We followed up on a few items raised in the rabble of the CHS comments. Rabble rabble rabble!
- On our recent report about the mayor’s office approving the plan to purchase the Federal/Republican park land, Tom typed:
Front loader in the lot this morning
A few guys showed up this morning with front loader. They dug a large hole in the middle of the lot, put a fence around it, then left. Not sure what’s up. Maybe they’re planting mutant giant tomatoes in our soon to be pea patch.
We checked in with the city to see what new drama was unfolding at the FedRep empty lot. Parks department tells CHS that, yes, the landowner was investigating the presence of buried tanks on the property as part of the sales process and that one was found and needs to be dealt with before the sale is complete. The Parks official we spoke to said this likely won’t impact the sales process. We’ll, um, dig in and see what else we can learn about further testing related to the find. In the meantime, you’ll note in the pictures on this posts that neighbors have turned the chain link fence surrounding the lot into a kind of neighborhood bulletin board. Abbie, helpfully, posted a note about the search for the oil tanks. You’ll also see some interesting plastic decorations and a “Future Neighborhood Park!” label. How can CHS compete with that?
- Elsewhere on the Hill, we told you about a line of larger power poles and utility lines being strung from the E. Pine substation at 22nd Ave to the light rail construction site to the north of Cal Anderson Park. In perhaps the most earnest comment in CHS history, John Niles postulated:
This electric upgrade is undoubtedly related to the fact that the tunnel boring machine (TBM) runs on electricity.
The TBM launched at Capitol Hill Station (CHS) will proceed twice — once per each future one-way rail tunnel — from the CHS site down to the Pine Street Stub Tunnel (PSST). All the dirt removed for each tube comes out through the station site.
A brief overall description of the future 3 mile long subway tunnel coming to the neighborhood is an 8 page paper (pdf) prepared for a 2008 tunnel conference. The paper is on a contractor’s web site. http://ow.ly/1FODc
Quoting, “The TBM for the northbound tunnel will be launched first from the CHS box after the bottom slab has been placed. This will allow for construction of the station box while the northbound running
tunnel is mined.
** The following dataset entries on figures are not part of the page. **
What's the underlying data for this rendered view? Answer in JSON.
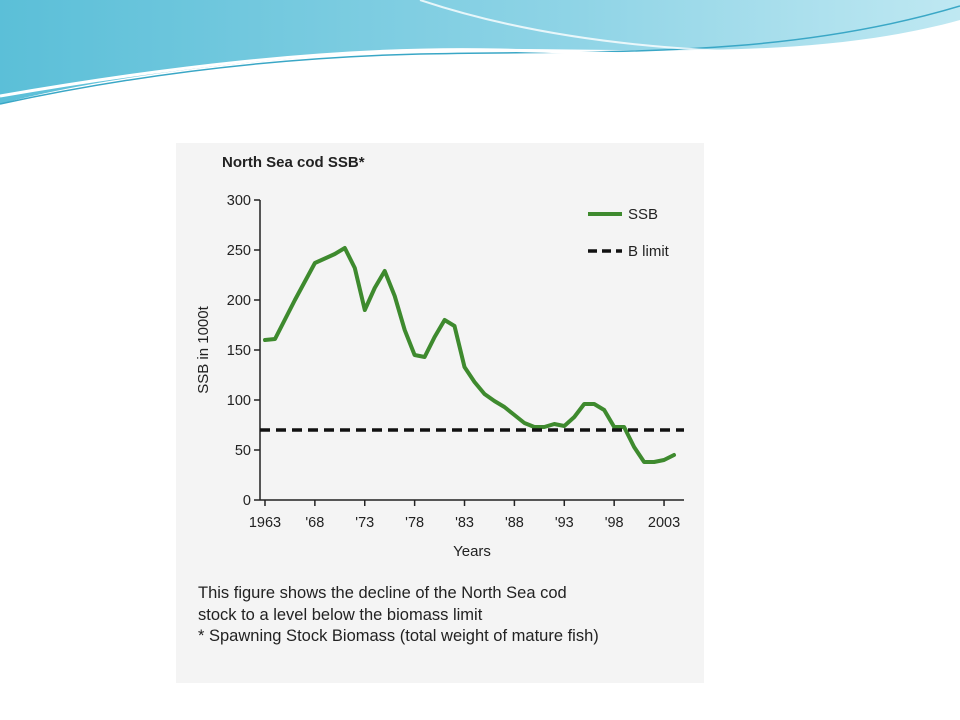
{
  "figure": {
    "caption": [
      "This figure shows the decline of the North Sea cod",
      "stock to a level below the biomass limit",
      "* Spawning Stock Biomass (total weight of mature fish)"
    ]
  },
  "chart_data": {
    "type": "line",
    "title": "North Sea cod SSB*",
    "xlabel": "Years",
    "ylabel": "SSB in 1000t",
    "xlim": [
      1962.5,
      2005
    ],
    "ylim": [
      0,
      300
    ],
    "x_ticks": [
      1963,
      1968,
      1973,
      1978,
      1983,
      1988,
      1993,
      1998,
      2003
    ],
    "x_tick_labels": [
      "1963",
      "'68",
      "'73",
      "'78",
      "'83",
      "'88",
      "'93",
      "'98",
      "2003"
    ],
    "y_ticks": [
      0,
      50,
      100,
      150,
      200,
      250,
      300
    ],
    "y_tick_labels": [
      "0",
      "50",
      "100",
      "150",
      "200",
      "250",
      "300"
    ],
    "grid": false,
    "legend_position": "top-right",
    "series": [
      {
        "name": "SSB",
        "color": "#3e8a2e",
        "style": "solid",
        "x": [
          1963,
          1964,
          1966,
          1968,
          1970,
          1971,
          1972,
          1973,
          1974,
          1975,
          1976,
          1977,
          1978,
          1979,
          1980,
          1981,
          1982,
          1983,
          1984,
          1985,
          1986,
          1987,
          1988,
          1989,
          1990,
          1991,
          1992,
          1993,
          1994,
          1995,
          1996,
          1997,
          1998,
          1999,
          2000,
          2001,
          2002,
          2003,
          2004
        ],
        "y": [
          160,
          161,
          200,
          237,
          246,
          252,
          232,
          190,
          212,
          229,
          204,
          170,
          145,
          143,
          163,
          180,
          174,
          133,
          118,
          106,
          99,
          93,
          85,
          77,
          73,
          73,
          76,
          74,
          83,
          96,
          96,
          90,
          73,
          73,
          53,
          38,
          38,
          40,
          45
        ]
      },
      {
        "name": "B limit",
        "color": "#111111",
        "style": "dashed",
        "x": [
          1962.5,
          2005
        ],
        "y": [
          70,
          70
        ]
      }
    ]
  }
}
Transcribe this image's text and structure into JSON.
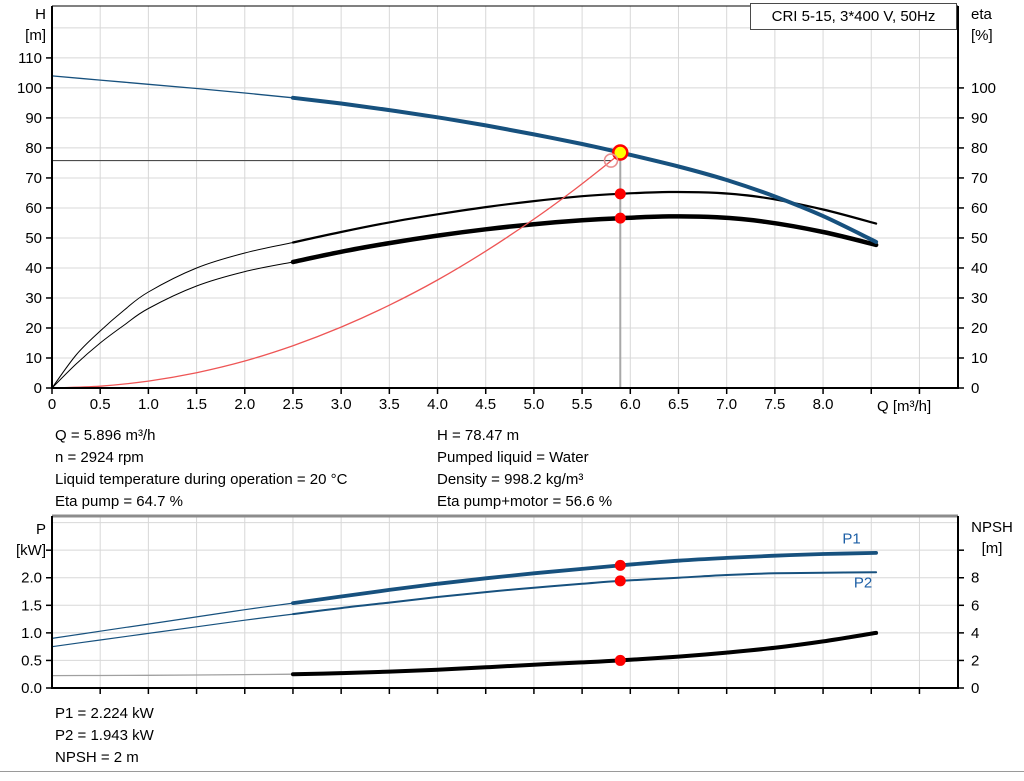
{
  "duty_text": {
    "left": [
      "Q = 5.896 m³/h",
      "n = 2924 rpm",
      "Liquid temperature during operation = 20 °C",
      "Eta pump = 64.7 %"
    ],
    "right": [
      "H = 78.47 m",
      "Pumped liquid = Water",
      "Density = 998.2 kg/m³",
      "Eta pump+motor = 56.6 %"
    ]
  },
  "power_text": [
    "P1 = 2.224 kW",
    "P2 = 1.943 kW",
    "NPSH = 2 m"
  ],
  "colors": {
    "curve_blue": "#17517e",
    "label_blue": "#1d5fa6",
    "black": "#000000",
    "red": "#ff0000",
    "light_red": "#ee5555",
    "open_marker_red": "#e98f8f",
    "yellow": "#ffff00",
    "grid": "#d8d8d8",
    "vline_gray": "#a8a8a8",
    "hline_gray": "#4d4d4d",
    "npsh_thin_gray": "#a0a0a0",
    "border_gray": "#8c8c8c",
    "white": "#ffffff"
  },
  "chart_data": [
    {
      "type": "line",
      "name": "qh-efficiency-chart",
      "title": "CRI 5-15, 3*400 V, 50Hz",
      "x_axis": {
        "label": "Q [m³/h]",
        "min": 0,
        "max": 9.4,
        "ticks": [
          {
            "v": 0,
            "t": "0"
          },
          {
            "v": 0.5,
            "t": "0.5"
          },
          {
            "v": 1,
            "t": "1.0"
          },
          {
            "v": 1.5,
            "t": "1.5"
          },
          {
            "v": 2,
            "t": "2.0"
          },
          {
            "v": 2.5,
            "t": "2.5"
          },
          {
            "v": 3,
            "t": "3.0"
          },
          {
            "v": 3.5,
            "t": "3.5"
          },
          {
            "v": 4,
            "t": "4.0"
          },
          {
            "v": 4.5,
            "t": "4.5"
          },
          {
            "v": 5,
            "t": "5.0"
          },
          {
            "v": 5.5,
            "t": "5.5"
          },
          {
            "v": 6,
            "t": "6.0"
          },
          {
            "v": 6.5,
            "t": "6.5"
          },
          {
            "v": 7,
            "t": "7.0"
          },
          {
            "v": 7.5,
            "t": "7.5"
          },
          {
            "v": 8,
            "t": "8.0"
          },
          {
            "v": 8.5,
            "t": ""
          },
          {
            "v": 9,
            "t": ""
          }
        ]
      },
      "y_left": {
        "label_lines": [
          "H",
          "[m]"
        ],
        "min": 0,
        "max": 127.3,
        "ticks": [
          {
            "v": 0,
            "t": "0"
          },
          {
            "v": 10,
            "t": "10"
          },
          {
            "v": 20,
            "t": "20"
          },
          {
            "v": 30,
            "t": "30"
          },
          {
            "v": 40,
            "t": "40"
          },
          {
            "v": 50,
            "t": "50"
          },
          {
            "v": 60,
            "t": "60"
          },
          {
            "v": 70,
            "t": "70"
          },
          {
            "v": 80,
            "t": "80"
          },
          {
            "v": 90,
            "t": "90"
          },
          {
            "v": 100,
            "t": "100"
          },
          {
            "v": 110,
            "t": "110"
          }
        ],
        "grid_extra": [
          120
        ]
      },
      "y_right": {
        "label_lines": [
          "eta",
          "[%]"
        ],
        "min": 0,
        "max": 100,
        "left_equivalent_factor": 1.0,
        "ticks": [
          {
            "v": 0,
            "t": "0"
          },
          {
            "v": 10,
            "t": "10"
          },
          {
            "v": 20,
            "t": "20"
          },
          {
            "v": 30,
            "t": "30"
          },
          {
            "v": 40,
            "t": "40"
          },
          {
            "v": 50,
            "t": "50"
          },
          {
            "v": 60,
            "t": "60"
          },
          {
            "v": 70,
            "t": "70"
          },
          {
            "v": 80,
            "t": "80"
          },
          {
            "v": 90,
            "t": "90"
          },
          {
            "v": 100,
            "t": "100"
          }
        ]
      },
      "series": [
        {
          "name": "eta-pump-curve",
          "axis": "left",
          "color": "#000000",
          "split": 2.5,
          "thin_width": 1,
          "width": 2.2,
          "points": [
            [
              0,
              0
            ],
            [
              0.25,
              11
            ],
            [
              0.5,
              19
            ],
            [
              0.75,
              26
            ],
            [
              1,
              32
            ],
            [
              1.5,
              40
            ],
            [
              2,
              45
            ],
            [
              2.5,
              48.5
            ],
            [
              3,
              52
            ],
            [
              3.5,
              55.2
            ],
            [
              4,
              57.9
            ],
            [
              4.5,
              60.3
            ],
            [
              5,
              62.3
            ],
            [
              5.5,
              63.9
            ],
            [
              5.896,
              64.7
            ],
            [
              6.4,
              65.3
            ],
            [
              6.9,
              65
            ],
            [
              7.4,
              63.4
            ],
            [
              8,
              59.5
            ],
            [
              8.55,
              54.8
            ]
          ]
        },
        {
          "name": "eta-pump-motor-curve",
          "axis": "left",
          "color": "#000000",
          "split": 2.5,
          "thin_width": 1,
          "width": 4.5,
          "points": [
            [
              0,
              0
            ],
            [
              0.25,
              8
            ],
            [
              0.5,
              15
            ],
            [
              0.75,
              21
            ],
            [
              1,
              26.5
            ],
            [
              1.5,
              34
            ],
            [
              2,
              38.8
            ],
            [
              2.5,
              42
            ],
            [
              3,
              45.4
            ],
            [
              3.5,
              48.3
            ],
            [
              4,
              50.8
            ],
            [
              4.5,
              52.9
            ],
            [
              5,
              54.6
            ],
            [
              5.5,
              55.9
            ],
            [
              5.896,
              56.6
            ],
            [
              6.4,
              57.2
            ],
            [
              6.9,
              56.9
            ],
            [
              7.4,
              55.4
            ],
            [
              8,
              52
            ],
            [
              8.55,
              47.7
            ]
          ]
        },
        {
          "name": "pump-qh-curve",
          "axis": "left",
          "color": "#17517e",
          "split": 2.5,
          "thin_width": 1.3,
          "width": 4,
          "points": [
            [
              0,
              104
            ],
            [
              0.5,
              102.6
            ],
            [
              1,
              101.2
            ],
            [
              1.5,
              99.8
            ],
            [
              2,
              98.3
            ],
            [
              2.5,
              96.7
            ],
            [
              3,
              94.8
            ],
            [
              3.5,
              92.6
            ],
            [
              4,
              90.2
            ],
            [
              4.5,
              87.5
            ],
            [
              5,
              84.5
            ],
            [
              5.5,
              81.3
            ],
            [
              5.896,
              78.47
            ],
            [
              6.5,
              73.8
            ],
            [
              7,
              69.3
            ],
            [
              7.5,
              63.8
            ],
            [
              8,
              57.3
            ],
            [
              8.55,
              48.7
            ]
          ]
        },
        {
          "name": "system-curve",
          "axis": "left",
          "color": "#ee5555",
          "width": 1.3,
          "points": [
            [
              0,
              0
            ],
            [
              0.5,
              0.6
            ],
            [
              1,
              2.3
            ],
            [
              1.5,
              5.1
            ],
            [
              2,
              9
            ],
            [
              2.5,
              14.1
            ],
            [
              3,
              20.3
            ],
            [
              3.5,
              27.6
            ],
            [
              4,
              36
            ],
            [
              4.5,
              45.6
            ],
            [
              5,
              56.3
            ],
            [
              5.4,
              65.6
            ],
            [
              5.7,
              73.1
            ],
            [
              5.896,
              78.2
            ]
          ]
        }
      ],
      "annotations": {
        "vline": {
          "x": 5.896,
          "y_from": 78.47,
          "y_to": 0
        },
        "hline": {
          "y": 75.8,
          "x_from": 0,
          "x_to": 5.8
        },
        "markers": [
          {
            "name": "duty-point-marker",
            "x": 5.896,
            "y": 78.47,
            "axis": "left",
            "style": "yellow",
            "interactable": true
          },
          {
            "name": "requested-duty-marker",
            "x": 5.8,
            "y": 75.8,
            "axis": "left",
            "style": "open",
            "interactable": false
          },
          {
            "name": "eta-pump-marker",
            "x": 5.896,
            "y": 64.7,
            "axis": "left",
            "style": "red",
            "interactable": false
          },
          {
            "name": "eta-pump-motor-marker",
            "x": 5.896,
            "y": 56.6,
            "axis": "left",
            "style": "red",
            "interactable": false
          }
        ]
      }
    },
    {
      "type": "line",
      "name": "power-npsh-chart",
      "x_axis": {
        "min": 0,
        "max": 9.4,
        "ticks": [
          {
            "v": 0.5,
            "t": ""
          },
          {
            "v": 1,
            "t": ""
          },
          {
            "v": 1.5,
            "t": ""
          },
          {
            "v": 2,
            "t": ""
          },
          {
            "v": 2.5,
            "t": ""
          },
          {
            "v": 3,
            "t": ""
          },
          {
            "v": 3.5,
            "t": ""
          },
          {
            "v": 4,
            "t": ""
          },
          {
            "v": 4.5,
            "t": ""
          },
          {
            "v": 5,
            "t": ""
          },
          {
            "v": 5.5,
            "t": ""
          },
          {
            "v": 6,
            "t": ""
          },
          {
            "v": 6.5,
            "t": ""
          },
          {
            "v": 7,
            "t": ""
          },
          {
            "v": 7.5,
            "t": ""
          },
          {
            "v": 8,
            "t": ""
          },
          {
            "v": 8.5,
            "t": ""
          },
          {
            "v": 9,
            "t": ""
          }
        ]
      },
      "y_left": {
        "label_lines": [
          "P",
          "[kW]"
        ],
        "min": 0,
        "max": 3.12,
        "ticks": [
          {
            "v": 0,
            "t": "0.0"
          },
          {
            "v": 0.5,
            "t": "0.5"
          },
          {
            "v": 1,
            "t": "1.0"
          },
          {
            "v": 1.5,
            "t": "1.5"
          },
          {
            "v": 2,
            "t": "2.0"
          },
          {
            "v": 2.5,
            "t": ""
          }
        ],
        "grid_extra": [
          3.0
        ]
      },
      "y_right": {
        "label_lines": [
          "NPSH",
          "[m]"
        ],
        "min": 0,
        "max": 10,
        "left_equivalent_factor": 0.25,
        "ticks": [
          {
            "v": 0,
            "t": "0"
          },
          {
            "v": 2,
            "t": "2"
          },
          {
            "v": 4,
            "t": "4"
          },
          {
            "v": 6,
            "t": "6"
          },
          {
            "v": 8,
            "t": "8"
          },
          {
            "v": 10,
            "t": ""
          }
        ]
      },
      "series": [
        {
          "name": "p2-curve",
          "axis": "left",
          "color": "#17517e",
          "split": 2.5,
          "thin_width": 1.2,
          "width": 2,
          "label": "P2",
          "label_pos": [
            8.32,
            1.82
          ],
          "points": [
            [
              0,
              0.75
            ],
            [
              0.5,
              0.87
            ],
            [
              1,
              0.99
            ],
            [
              1.5,
              1.11
            ],
            [
              2,
              1.23
            ],
            [
              2.5,
              1.34
            ],
            [
              3,
              1.45
            ],
            [
              3.5,
              1.55
            ],
            [
              4,
              1.65
            ],
            [
              4.5,
              1.74
            ],
            [
              5,
              1.82
            ],
            [
              5.5,
              1.89
            ],
            [
              5.896,
              1.943
            ],
            [
              6.5,
              2.0
            ],
            [
              7,
              2.05
            ],
            [
              7.5,
              2.08
            ],
            [
              8,
              2.09
            ],
            [
              8.55,
              2.1
            ]
          ]
        },
        {
          "name": "p1-curve",
          "axis": "left",
          "color": "#17517e",
          "split": 2.5,
          "thin_width": 1.2,
          "width": 3.8,
          "label": "P1",
          "label_pos": [
            8.2,
            2.62
          ],
          "points": [
            [
              0,
              0.9
            ],
            [
              0.5,
              1.03
            ],
            [
              1,
              1.16
            ],
            [
              1.5,
              1.29
            ],
            [
              2,
              1.42
            ],
            [
              2.5,
              1.54
            ],
            [
              3,
              1.66
            ],
            [
              3.5,
              1.78
            ],
            [
              4,
              1.89
            ],
            [
              4.5,
              1.99
            ],
            [
              5,
              2.08
            ],
            [
              5.5,
              2.16
            ],
            [
              5.896,
              2.224
            ],
            [
              6.5,
              2.31
            ],
            [
              7,
              2.36
            ],
            [
              7.5,
              2.4
            ],
            [
              8,
              2.43
            ],
            [
              8.55,
              2.45
            ]
          ]
        },
        {
          "name": "npsh-curve",
          "axis": "right",
          "color": "#000000",
          "split": 2.5,
          "thin_width": 1.3,
          "thin_color": "#a0a0a0",
          "width": 4,
          "points": [
            [
              0,
              0.9
            ],
            [
              0.5,
              0.91
            ],
            [
              1,
              0.92
            ],
            [
              1.5,
              0.94
            ],
            [
              2,
              0.97
            ],
            [
              2.5,
              1.0
            ],
            [
              3,
              1.08
            ],
            [
              3.5,
              1.19
            ],
            [
              4,
              1.33
            ],
            [
              4.5,
              1.5
            ],
            [
              5,
              1.69
            ],
            [
              5.5,
              1.86
            ],
            [
              5.896,
              2.0
            ],
            [
              6.5,
              2.28
            ],
            [
              7,
              2.57
            ],
            [
              7.5,
              2.92
            ],
            [
              8,
              3.38
            ],
            [
              8.55,
              4.0
            ]
          ]
        }
      ],
      "annotations": {
        "markers": [
          {
            "name": "p1-marker",
            "x": 5.896,
            "y": 2.224,
            "axis": "left",
            "style": "red",
            "interactable": false
          },
          {
            "name": "p2-marker",
            "x": 5.896,
            "y": 1.943,
            "axis": "left",
            "style": "red",
            "interactable": false
          },
          {
            "name": "npsh-marker",
            "x": 5.896,
            "y": 2,
            "axis": "right",
            "style": "red",
            "interactable": false
          }
        ]
      }
    }
  ]
}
Once the TBM reaches the PSST, the TBM will be moved back to CHS and then re-launched to mine the southbound running tunnel.”
Good luck to all involved!
According to Sound Transit spokesperson Bruce Gray, the power upgrade is, indeed, necessary to power the tunnel boring machine, a.k.a the TBM. “After checking in with our construction folks,” Gray wrote, “the short answer to your question is yes, we need more juice at the site for the TBM operations than what we have there today.” Seattle City Light tells us that the lines are temporary and being installed specifically for the light rail station’s construction period. They also tell us that the system will be set up to provide Sound Transit contractors drilling the tunnel with two feeder lines so that there is a back-up should one line fail. City Light says both of those lines will be fed by the Pine substation. Now you know!
- UPDATE: We also have a follow-up we didn’t even have to dig for. A spokesperson for SDOT sent us unsolicited e-mail with some answers to questions raised in the comments on our recent post about a summer 10th Ave paving project. Take it away Marybeth Turner:
One reader asks why it takes so long to pave 10th from Boston to Miller. The reason is that we will completely reconstruct the roadway from the base up, and pave with concrete which is better suited to support the bus traffic on this street. (This takes a lot longer than grinding down surface asphalt and then applying a new asphalt surface as we do on many city streets.) Also, we will remove and replace the concrete curb on both sides of the street.
Other readers asked why we don’t pave all the way north to Roanoke, and why we don’t pave Boston from 10th Avenue to Broadway. We are aware of the poor pavement condition. Ideally, we would like to reconstruct all of 10th Avenue East from the SR 520 overpass to the turn at Broadway; however, with limited funds, we prioritized the segment through the business district. We plan to reconstruct the other parts of 10th when the funds are available. We are not paving Boston because with limited funds we are giving priority to arterial streets.
Another reader asked for an alternative bike route during construction. We are consulting with our bicycle program staff on this issue.